Yayasan: Yayasan Waris ini terletak di  RW 03 RT 04 kampung Jetis. Sebelumnya kami salah paham dengan kata “Waris”. Awalnya kami berpikir Jetis Waris adalah yayasan yang mengurusi tentang masalah warisan. Setelah bertemu bapak Hamdi selaku ketua dari yayasan ini, kami mengetahui dari keterangan yang diberikan oleh bapak Hamdi bahwa kata “Waris” merupakan singkatan dari Warga Islam Kampung Jetis yang didirikan oleh (alm) H. Hasan Basri pada tanggal 19 November 1993. Meskipun yayasan ini secara hukum belum sah karena tidak ada surat keterangan Menteri Kehakiman dan HAM namun yayasan ini bersifat resmi. Yayasan Waris Jetis bergerak di bidang sosial secara independen.

Setelah (alm) H. Hasan Basri wafat, jabatan ketua Yayasan Waris Jetis digantikan oleh H. Khamdi sampai sekarang. Sedangkan pengurus yang lain adalah pengurus dari takmir masjid Al Uswah. Sumber dana yang masuk ke Yayasan Waris Jetis berasal dari umat dan akan kembali lagi ke umat, umat Islam khususnya.Waris Jetis sekarang membiayai sekolah siswa dan siswa yang banyaknya sekitar 10 orang. Siswa siswi tersebut berusaha sendiri dalam mencari donatur-donatur untuk membiayai uang sekolah mereka. Selain dari umat Islam, dulu sumber dana yang masuk ke Yayasan Waris Jetis berasal dari warga Jetis yang sukses di luar Jetis.
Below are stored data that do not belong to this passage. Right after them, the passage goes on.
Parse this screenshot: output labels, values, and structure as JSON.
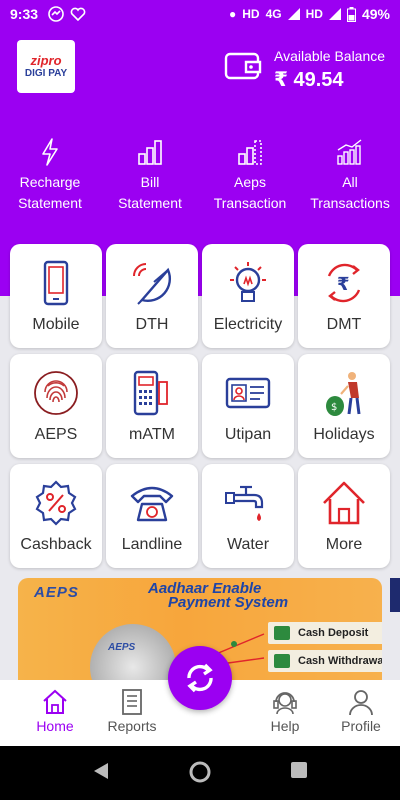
{
  "status_bar": {
    "time": "9:33",
    "network": "HD",
    "network2": "4G",
    "network3": "HD",
    "battery": "49%"
  },
  "header": {
    "logo_line1": "zipro",
    "logo_line2": "DIGI PAY",
    "balance_label": "Available Balance",
    "balance_amount": "₹ 49.54"
  },
  "quick_actions": [
    {
      "line1": "Recharge",
      "line2": "Statement",
      "icon": "bolt-icon"
    },
    {
      "line1": "Bill",
      "line2": "Statement",
      "icon": "bar-chart-icon"
    },
    {
      "line1": "Aeps",
      "line2": "Transaction",
      "icon": "bar-chart-icon"
    },
    {
      "line1": "All",
      "line2": "Transactions",
      "icon": "trend-chart-icon"
    }
  ],
  "services": [
    {
      "label": "Mobile",
      "icon": "mobile-icon"
    },
    {
      "label": "DTH",
      "icon": "satellite-dish-icon"
    },
    {
      "label": "Electricity",
      "icon": "bulb-icon"
    },
    {
      "label": "DMT",
      "icon": "rupee-transfer-icon"
    },
    {
      "label": "AEPS",
      "icon": "fingerprint-icon"
    },
    {
      "label": "mATM",
      "icon": "pos-machine-icon"
    },
    {
      "label": "Utipan",
      "icon": "id-card-icon"
    },
    {
      "label": "Holidays",
      "icon": "holidays-icon"
    },
    {
      "label": "Cashback",
      "icon": "percent-badge-icon"
    },
    {
      "label": "Landline",
      "icon": "telephone-icon"
    },
    {
      "label": "Water",
      "icon": "water-tap-icon"
    },
    {
      "label": "More",
      "icon": "house-icon"
    }
  ],
  "banner": {
    "logo": "AEPS",
    "title_line1": "Aadhaar Enable",
    "title_line2": "Payment System",
    "disc_label": "AEPS",
    "pills": [
      "Cash Deposit",
      "Cash Withdrawal"
    ]
  },
  "bottom_nav": [
    {
      "label": "Home",
      "icon": "home-icon",
      "active": true
    },
    {
      "label": "Reports",
      "icon": "reports-icon",
      "active": false
    },
    {
      "label": "Help",
      "icon": "headset-icon",
      "active": false
    },
    {
      "label": "Profile",
      "icon": "person-icon",
      "active": false
    }
  ],
  "colors": {
    "primary": "#9b00f2",
    "icon_blue": "#2a3f9a",
    "icon_red": "#e0252b"
  }
}
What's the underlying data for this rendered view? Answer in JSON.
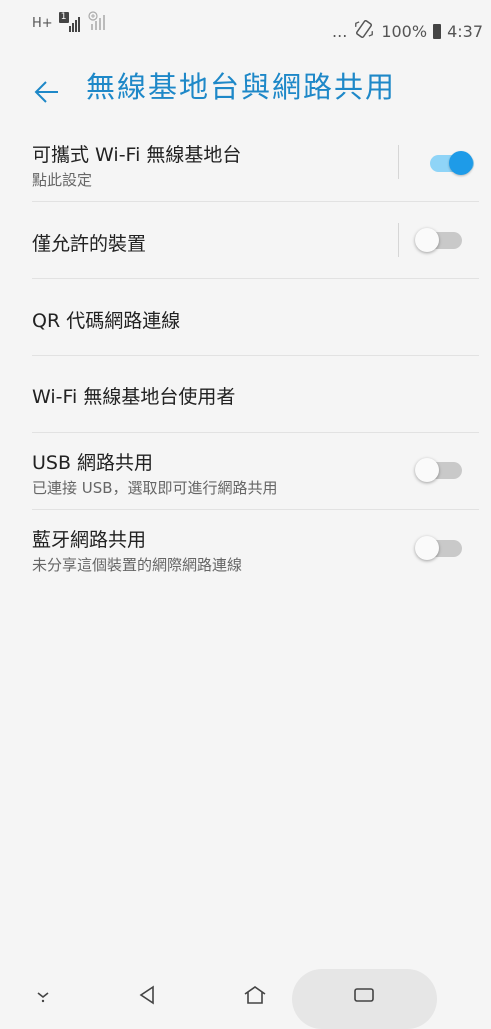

Namun, sekarang ditiadakan, jadi sekarang sistem pencarian dananya adalah dengan mencari warga Jetis yang sukses dan beragama Islam kemudian dikirimi surat permohonan bantuan dan proses pencarian bantuan tersebut dicari oleh pihak pihak yang mendapat bantuan sendiri.

Yayasan Waris Jetis juga membantu dalam peminjaman uang dengan bunga 0% dan tidak ditentukan jangka waktu pengembaliannya. Sumber dana yang masuk ke Yayasan Waris Jetis selain digunakan untuk membiayai anak-anak sekolah, peminjaman kepada umat-umat lain yang membutuhkan, juga digunakan untuk membeli peralatan, membeli tanah yang akan menjadi aset dari kampung Jetis sendiri. Tanah yang telah dibeli tadi, sekarang dalam proses pembangunan PAUD, dan penitipan anak. Sekarang Kampung Jetis menjadi kampung teladan atau kampung percontohan dengan kondisi agama Islam yang kondusif dengan populasi haji terbanyak dan tertinggi dimana IPHI di kampung Jetis dengan anggota kurang lebih sebanyak 60 orang.

 

FKAM : Ketika berjalan menyusuri gang-gang kampung secara tidak sengaja kami melihat sebuah rumah yang bertuliskan POS FKPM di bagian depan rumah. Hal itu menarik perhatian kami, di lain kesempatan kemudian kami mengunjungi rumah ini. Kami bertemu dengan bapak Wagimin selaku pemiliki rumah sekaligus ketua dari FKPM ini. Dari obrolan santai kami dengan bapak Wagimin yang berlangsung di sore yang cerah, kami mendapat keerangan bahwa FKPM merupakan singkatan dari Forum Kemitraan Polisi masyarakat. “FKPM bukanlah polisi melainkan mitra sejajar, yang dibentuk untuk dapat berperan aktif membantu tugas kepolisian,” begitu kata pak Wagimin.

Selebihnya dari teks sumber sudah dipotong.